At the hospital, she added, the staff treated her like a child. “You didn’t explain a lot of things to me,” she said.
Last year, Amya said she doesn’t mind being quarantined, but seeing her son so isolated was hard.
“I want him to go out and enjoy the world, get some sun, meet people, you know?” She said.
In the United States, the teenage birth rate has fallen dramatically over time, but it is still higher than most developed countries.
And racial differences persist. In 2019, Hispanic and black teenagers in the United States had more than twice as many children as non-Hispanic white teenagers. These racial groups were also disproportionately affected by Covid-19 compared to whites. They experienced more infections, illnesses and deaths – not because of an inherent susceptibility to the virus, but because social and environmental factors have made them more exposed to Covid-19, experts say.
In November, Amya and her entire family – including her son and father – were diagnosed with Covid-19. However, no one got seriously ill, and within a few weeks they recovered.
With the school already set up to support student parents in addition to those who found traditional public school challenging, Nowell was well positioned to help the student body during the pandemic, said Jessica Waters, the school’s executive director.
The administrators decided that classes would be virtual, with ample opportunity to chat with teachers outside of class. Additionally, students could come to campus every day throughout the week to study in learning pods from up to 15 other students if they needed tutoring, a quiet place to work, or access to services like the school’s daycare, which stayed open throughout the school year.
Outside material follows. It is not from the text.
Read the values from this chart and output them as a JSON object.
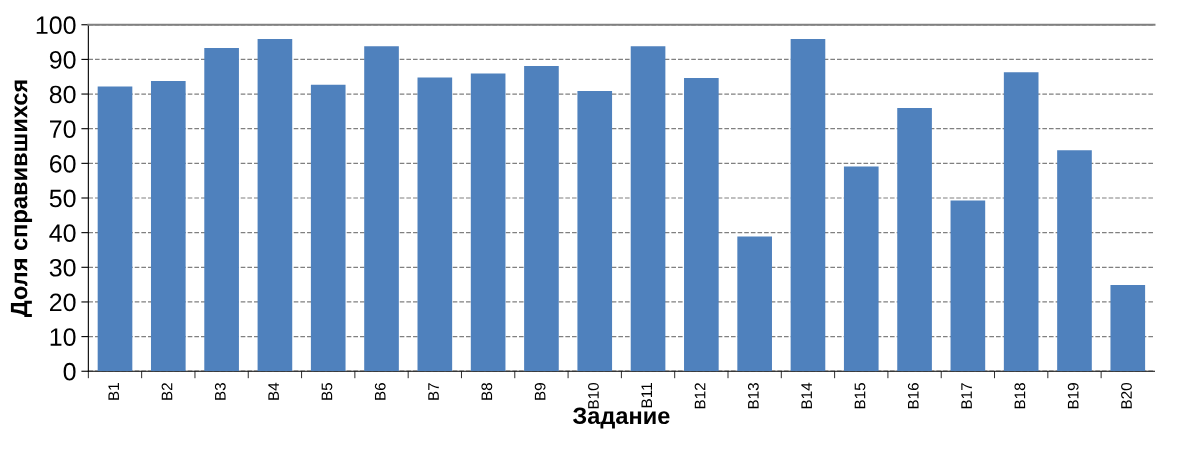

“This enabled us to never close the school,” said Ms. Waters.
For Gladys, who lives with 12 other family members, a quiet workplace on campus was essential.
When she tried to attend the online school at home, “I can’t really understand what the teacher is saying,” she said. “I just like to be personal.”
For Amya it was exactly the opposite: virtual school attendance at home turned out to be a convenient way to keep track of her schoolwork. A few weeks before the birth, she was able to take a short online summer course in English and history. Soon after, she started another math and science class, but couldn’t finish it because the baby was there.
“To be honest, I’ll do all the honors I can,” she said. “I didn’t want to miss a chance.”
In the fall, her mother and the baby’s father watched her son when they were not at work, and she met with her teachers online while her baby slept. Sometimes she would stay up until 1:00 a.m. to do her homework.
“I was exhausted, yes,” she said. “But I think I have to do this training.”